Key Takeaways
- The Chinese e-commerce giant posted quarterly revenue of 284.8 billion yuan ($41.4B), falling short of the 290.7 billion yuan consensus.
- Year-over-year net income plummeted 66–67%, marking the company’s weakest performance since Q1 2024.
- Aggressive investments in promotional campaigns, rapid delivery services, and artificial intelligence infrastructure crushed profitability.
- The Cloud Intelligence division grew revenue 36%, with AI product sales achieving triple-digit expansion for ten straight quarters.
- The company has committed more than $53 billion toward AI development and recently increased cloud service prices by as much as 34%.
Alibaba delivered disappointing financial results for its fiscal third quarter on Thursday, falling short of revenue projections while experiencing a steep decline in profitability. The underwhelming performance triggered a 4% drop in its U.S.-traded shares during premarket hours.
For the quarter ending December 31, 2025, the company generated 284.8 billion yuan ($41.4 billion) in revenue. Wall Street analysts had anticipated 290.7 billion yuan. The figure represents just a 2% year-over-year increase — essentially flat growth.
Alibaba Group Holding Limited, BABA
The real stunner came on the profit side. Net income crashed 66% compared to the previous year, landing at 15.6 billion yuan versus 46.4 billion yuan twelve months earlier. Management attributed the slide to a 74% collapse in operating income, fueled by substantial spending on instant delivery infrastructure, platform improvements, and advanced technology initiatives.
The financial performance represents Alibaba’s most challenging quarterly showing since the start of 2024.
Chief Executive Eddie Wu attempted to frame the results optimistically. “This quarter, Alibaba maintained strong investments across our core pillars of AI and consumption,” Wu stated. He described artificial intelligence as “one of our primary growth engines.”
Cloud Division Continues Upward Trajectory
Despite the overall disappointment, there’s legitimate momentum in certain segments. Alibaba’s Cloud Intelligence Group recorded impressive 36% revenue expansion, generating 43.3 billion yuan during the period. Revenue from AI-focused products has now achieved triple-digit percentage growth for ten consecutive quarters.
The technology conglomerate has earmarked over $53 billion for AI-related investments spanning multiple years. While substantial, this commitment pales in comparison to the $650 billion American cloud providers collectively plan to deploy in 2026 alone.
Earlier this week, Alibaba unveiled Wukong, an enterprise-oriented agentic AI platform. Simultaneously, the company implemented price increases ranging up to 34% for cloud computing and data storage services, a strategic shift analysts interpret as prioritizing profitability over market share expansion.
Morgan Stanley’s Gary Yu characterized the introduction of Alibaba Token Hub — a newly formed division consolidating nearly all AI operations under CEO Wu’s direct control — as evidence of “explosive AI demand from strong token usage.”
Multiple Obstacles Emerge
The quarter presented numerous difficulties beyond the earnings miss.

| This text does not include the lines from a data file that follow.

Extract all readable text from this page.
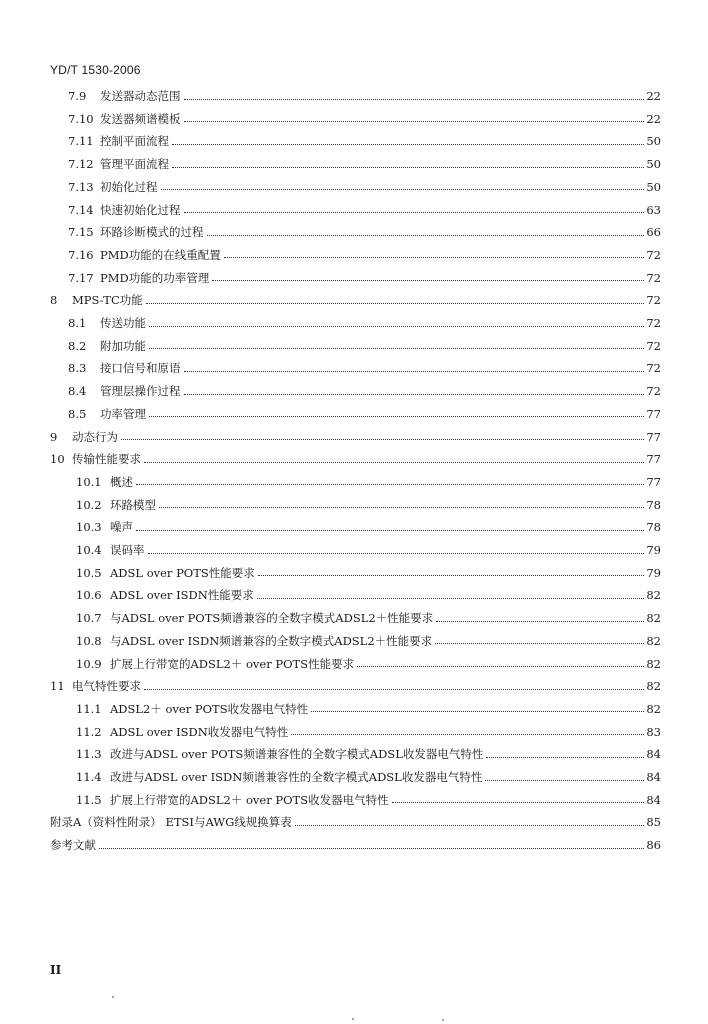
YD/T 1530-2006
7.9	发送器动态范围	22
7.10 发送器频谱模板	22
7.11 控制平面流程	50
7.12 管理平面流程	50
7.13 初始化过程	50
7.14 快速初始化过程	63
7.15 环路诊断模式的过程	66
7.16 PMD功能的在线重配置	72
7.17 PMD功能的功率管理	72
8	MPS-TC功能	72
8.1	传送功能	72
8.2	附加功能	72
8.3	接口信号和原语	72
8.4	管理层操作过程	72
8.5	功率管理	77
9	动态行为	77
10 传输性能要求	77
10.1 概述	77
10.2 环路模型	78
10.3 噪声	78
10.4 误码率	79
10.5 ADSL over POTS性能要求	79
10.6 ADSL over ISDN性能要求	82
10.7 与ADSL over POTS频谱兼容的全数字模式ADSL2＋性能要求	82
10.8 与ADSL over ISDN频谱兼容的全数字模式ADSL2＋性能要求	82
10.9 扩展上行带宽的ADSL2＋ over POTS性能要求	82
11 电气特性要求	82
11.1 ADSL2＋ over POTS收发器电气特性	82
11.2 ADSL over ISDN收发器电气特性	83
11.3 改进与ADSL over POTS频谱兼容性的全数字模式ADSL收发器电气特性	84
11.4 改进与ADSL over ISDN频谱兼容性的全数字模式ADSL收发器电气特性	84
11.5 扩展上行带宽的ADSL2＋ over POTS收发器电气特性	84
附录A（资料性附录） ETSI与AWG线规换算表	85
参考文献	86
II
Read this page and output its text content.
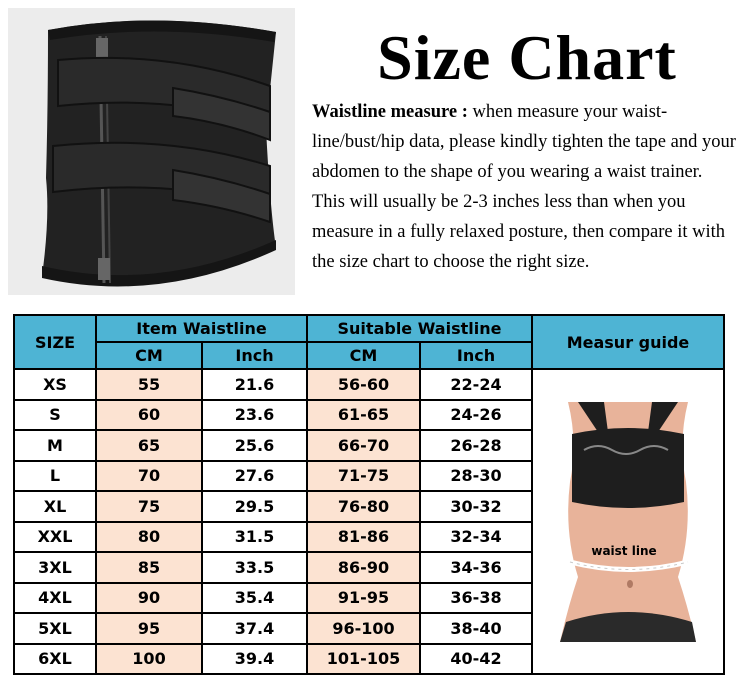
Size Chart
Waistline measure : when measure your waist-line/bust/hip data, please kindly tighten the tape and your abdomen to the shape of you wearing a waist trainer. This will usually be 2-3 inches less than when you measure in a fully relaxed posture, then compare it with the size chart to choose the right size.
SIZE	Item Waistline		Suitable Waistline		Measur guide
	CM	Inch	CM	Inch	
XS	55	21.6	56-60	22-24	waist line

S	60	23.6	61-65	24-26	
M	65	25.6	66-70	26-28	
L	70	27.6	71-75	28-30	
XL	75	29.5	76-80	30-32	
XXL	80	31.5	81-86	32-34	
3XL	85	33.5	86-90	34-36	
4XL	90	35.4	91-95	36-38	
5XL	95	37.4	96-100	38-40	
6XL	100	39.4	101-105	40-42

Alibaba’s core commerce operations face intensifying competition from Chinese rivals. The firm deployed significant resources during the Lunar New Year festivities, distributing promotional incentives alongside Tencent, ByteDance, and Baidu to boost adoption of its consumer AI application. While competitors experienced substantial user growth, Qwen’s engagement remained elevated compared to pre-campaign baselines, according to Morgan Stanley data.
Tencent currently maintains a perceived advantage in agentic AI development, leveraging its WeChat platform and extensive user intelligence. This represents a fundamental competitive challenge Alibaba cannot easily overcome.
The period also saw an unexpected personnel loss. Junyang Lin, principal architect of Alibaba’s Qwen AI framework and a central figure in the company’s artificial intelligence transformation, departed during the quarter. His reasons for leaving remain undisclosed, though the exit prompted concerns about research stability and strategic direction.
Alibaba has countered by sharpening its focus on business customers. The newly established Alibaba Token Hub brings together disparate AI product offerings under unified leadership, positioning Wu to directly guide the company’s AI monetization strategy.
Alibaba’s cloud pricing adjustment of up to 34% followed a comparable decision by Baidu, which implemented AI cloud price hikes reaching 30%.